As buscas à aeronave tiveram início por volta das 23h, de acordo com o comandante regional de Cuiabá, coronel Antônio Benedito Campos Filho. Ele explicou que sempre que a aeronave se desloca estima-se um tempo de vôo, atendimento e retorno à base. "Como não houve retorno e contato determinamos as buscas terrestres, já que as condições de visibilidade no momento eram péssimas. Durante toda a noite vivemos essa agonia". Pela manhã, o comandante geral da PM, coronel Leovaldo Salles, acompanhou parte dos trabalhos de remoção dos corpos. Ele lamentou a tragédia e frisou que as vítimas morreram bravamente, tentando salvar outras vidas.

Socorro - O resgate do capitão Henrique foi realizado por volta das 6h da manhã. Ele foi transportado em um helicóptero particular para o centro de Cuiabá e, de lá, para o Hospital Jardim Cuiabá. Extremamente abalado, conforme o coronel Salles, não conseguiu explicar o que havia acontecido. Entretanto, segundo informações dos policiais do resgate, o capitão disse que conseguiu se soltar da nave, antes do impacto no solo.

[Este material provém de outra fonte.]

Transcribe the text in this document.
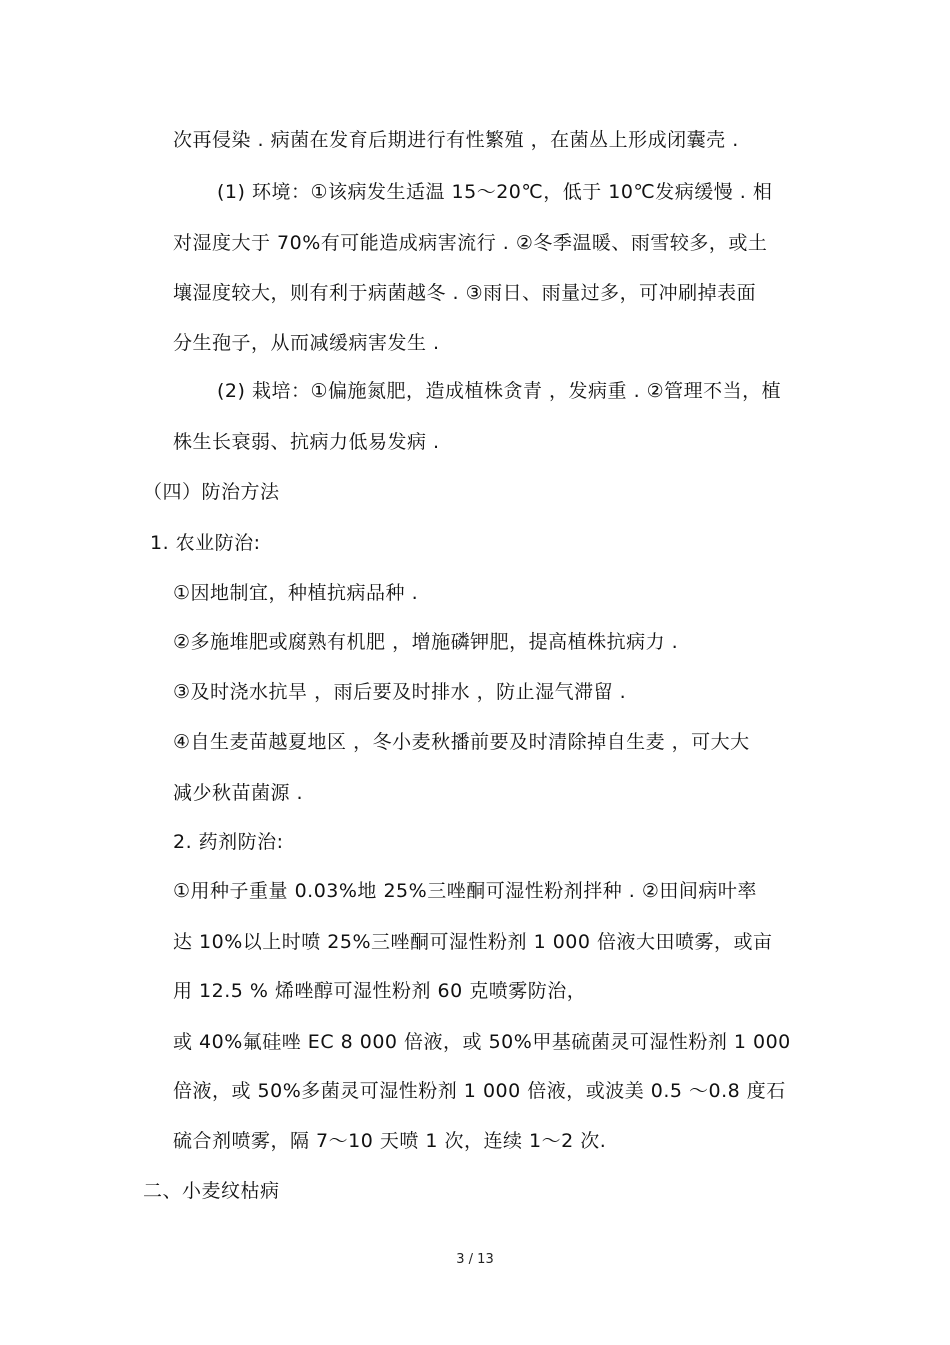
次再侵染 . 病菌在发育后期进行有性繁殖 ，在菌丛上形成闭囊壳 .
(1) 环境：①该病发生适温 15～20℃，低于 10℃发病缓慢 . 相
对湿度大于 70%有可能造成病害流行 . ②冬季温暖、雨雪较多，或土
壤湿度较大，则有利于病菌越冬 . ③雨日、雨量过多，可冲刷掉表面
分生孢子，从而减缓病害发生 .
(2) 栽培：①偏施氮肥，造成植株贪青 ，发病重 . ②管理不当，植
株生长衰弱、抗病力低易发病 .
（四）防治方法
1. 农业防治:
①因地制宜，种植抗病品种 .
②多施堆肥或腐熟有机肥 ，增施磷钾肥，提高植株抗病力 .
③及时浇水抗旱 ，雨后要及时排水 ，防止湿气滞留 .
④自生麦苗越夏地区 ，冬小麦秋播前要及时清除掉自生麦 ，可大大
减少秋苗菌源 .
2. 药剂防治:
①用种子重量 0.03%地 25%三唑酮可湿性粉剂拌种 . ②田间病叶率
达 10%以上时喷 25%三唑酮可湿性粉剂 1 000 倍液大田喷雾，或亩
用 12.5 % 烯唑醇可湿性粉剂 60 克喷雾防治，
或 40%氟硅唑 EC 8 000 倍液，或 50%甲基硫菌灵可湿性粉剂 1 000
倍液，或 50%多菌灵可湿性粉剂 1 000 倍液，或波美 0.5 ～0.8 度石
硫合剂喷雾，隔 7～10 天喷 1 次，连续 1～2 次.
二、小麦纹枯病
3 / 13
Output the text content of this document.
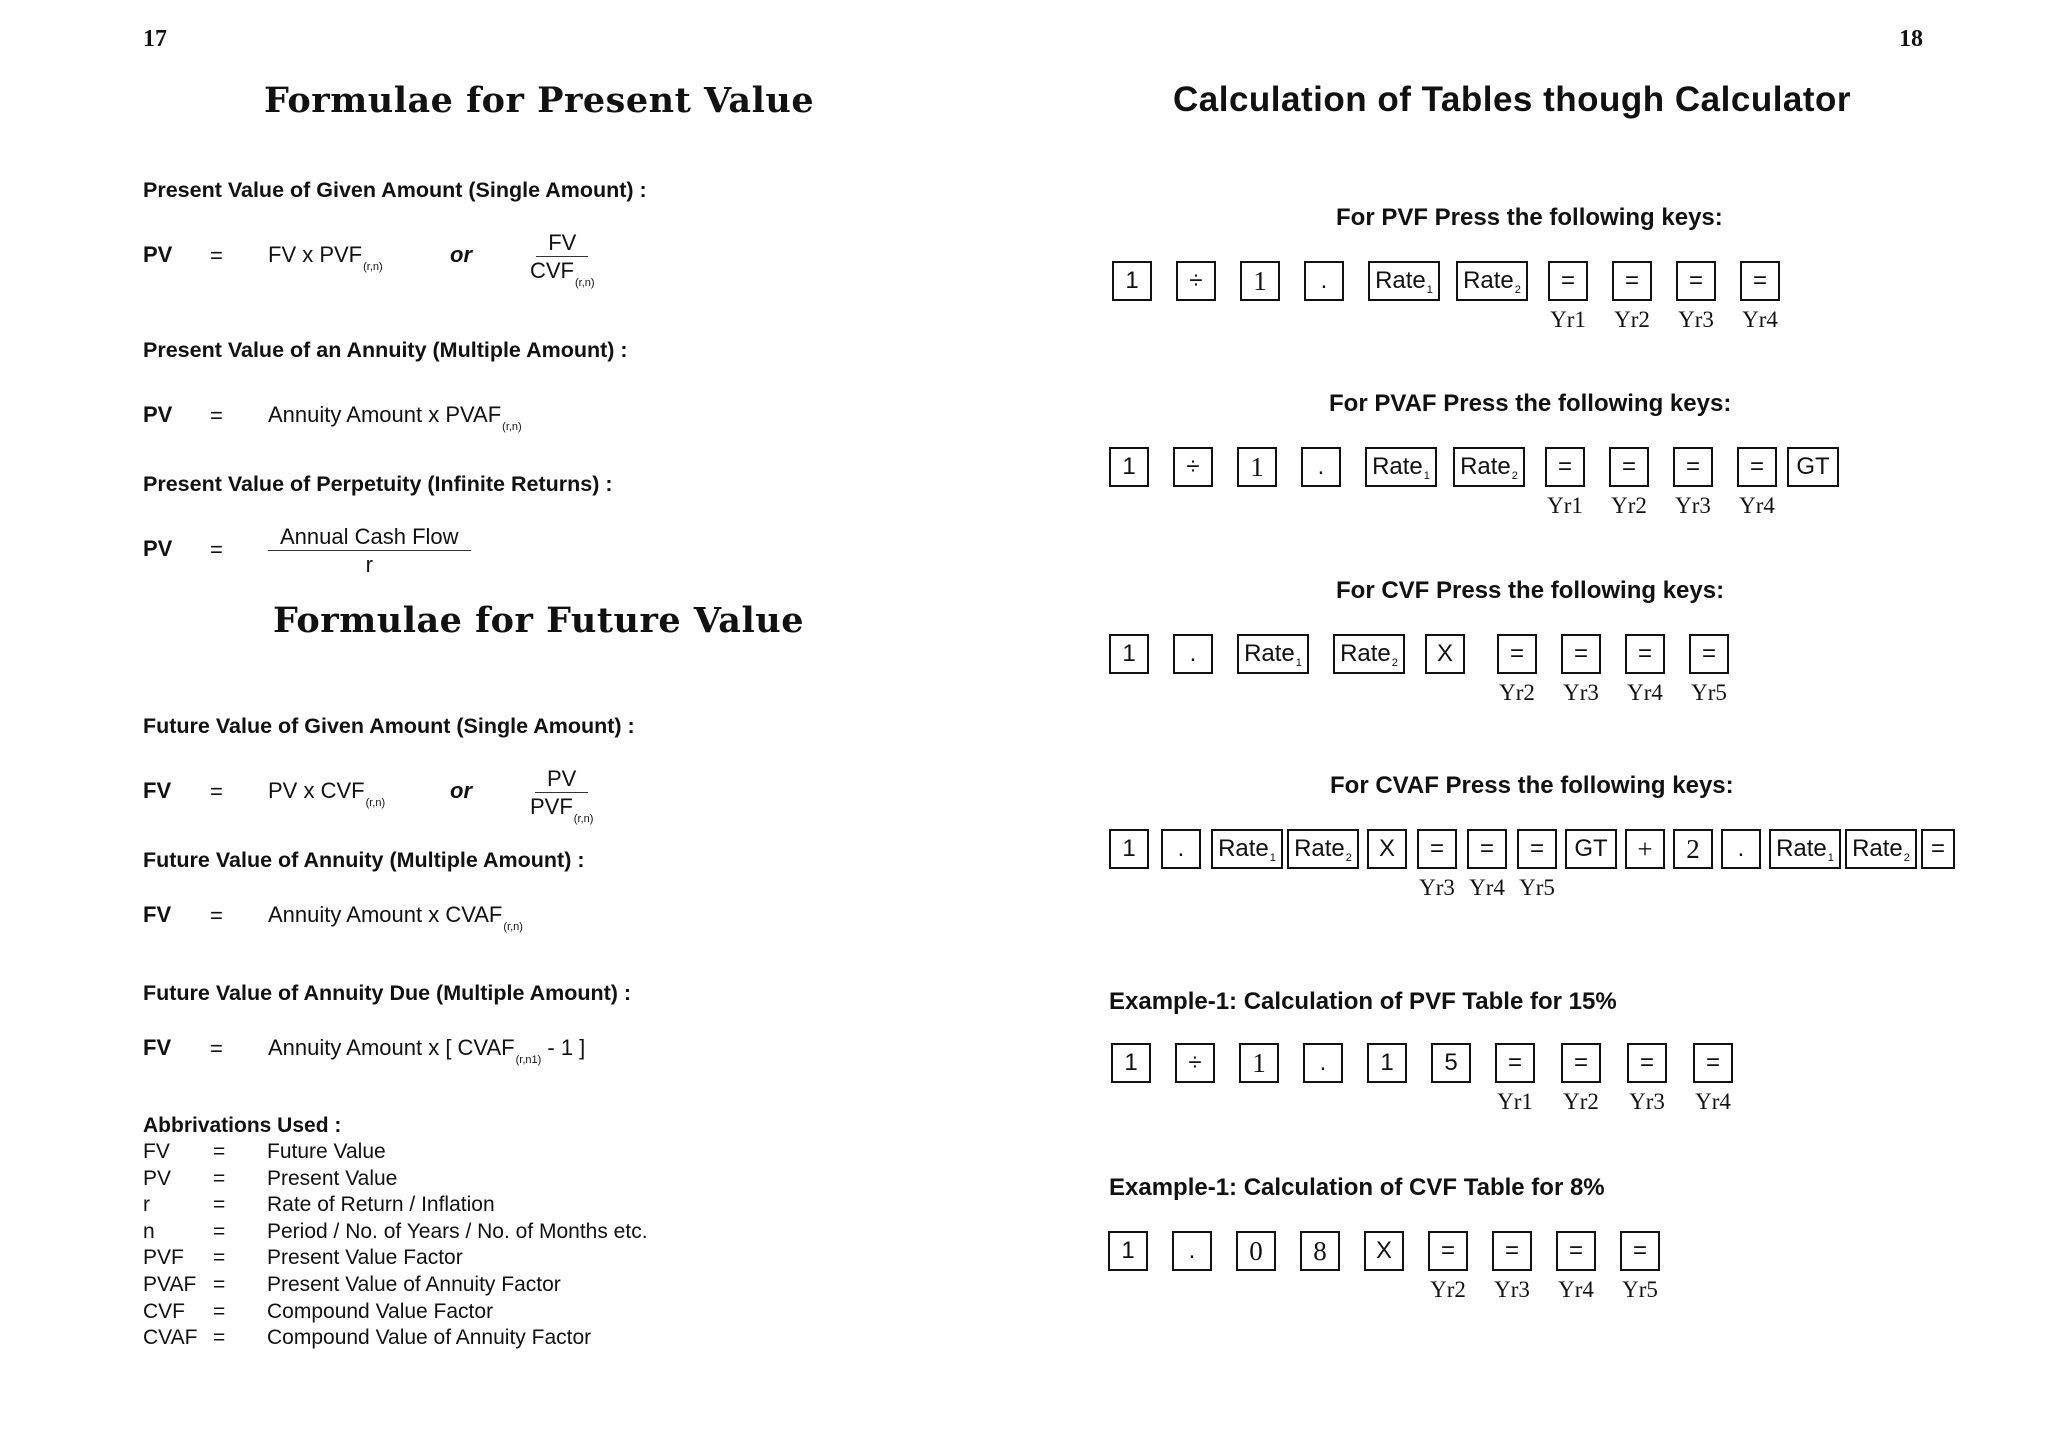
17
Formulae for Present Value
Present Value of Given Amount (Single Amount) :
PV = FV x $PVF_{(r,n)}$	or	FV
$CVF_{(r,n)}$
Present Value of an Annuity (Multiple Amount) :
PV = Annuity Amount x $PVAF_{(r,n)}$
Present Value of Perpetuity (Infinite Returns) :
PV =
Annual Cash Flow
r
Formulae for Future Value
Future Value of Given Amount (Single Amount) :
FV = PV x $CVF_{(r,n)}$	or	PV
$PVF_{(r,n)}$
Future Value of Annuity (Multiple Amount) :
FV = Annuity Amount x $CVAF_{(r,n)}$
Future Value of Annuity Due (Multiple Amount) :
FV = Annuity Amount x [ $CVAF_{(r,n1)} - 1$ ]
Abbrivations Used :
FV	=	Future Value
PV	=	Present Value
r	=	Rate of Return / Inflation
n	=	Period / No. of Years / No. of Months etc.
PVF	=	Present Value Factor
PVAF =	Present Value of Annuity Factor
CVF	=	Compound Value Factor
CVAF =	Compound Value of Annuity Factor
18
Calculation of Tables though Calculator
For PVF Press the following keys:
1 ÷ 1 . Rate 1 Rate 2 =
Yr1
=
Yr2
=
Yr3
=
Yr4
For PVAF Press the following keys:
1 ÷ 1 . Rate 1 Rate 2 =
Yr1
=
Yr2
=
Yr3
=
Yr4
GT
For CVF Press the following keys:
1 . Rate 1 Rate 2 X =
Yr2
=
Yr3
=
Yr4
=
Yr5
For CVAF Press the following keys:
1 . Rate 1 Rate 2 X =
Yr3
=
Yr4
=
Yr5
GT + 2 . Rate 1 Rate 2 =
Example-1: Calculation of PVF Table for 15%
1 ÷ 1 . 1 5 =
Yr1
=
Yr2
=
Yr3
=
Yr4
Example-1: Calculation of CVF Table for 8%
1 . 0 8 X =
Yr2
=
Yr3
=
Yr4
=
Yr5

De madrugada, após sair dos destroços da aeronave, o capitão caminhou pelo mato por cerca de 1 quilômetro até conseguir telefonar. Muito abalado, não conseguia explicar com exatidão o local onde estava. "Chegou a dizer que estava na estrada de Cáceres, mas como sabíamos a região acabamos por encontrá-lo", explicou Campos Filho.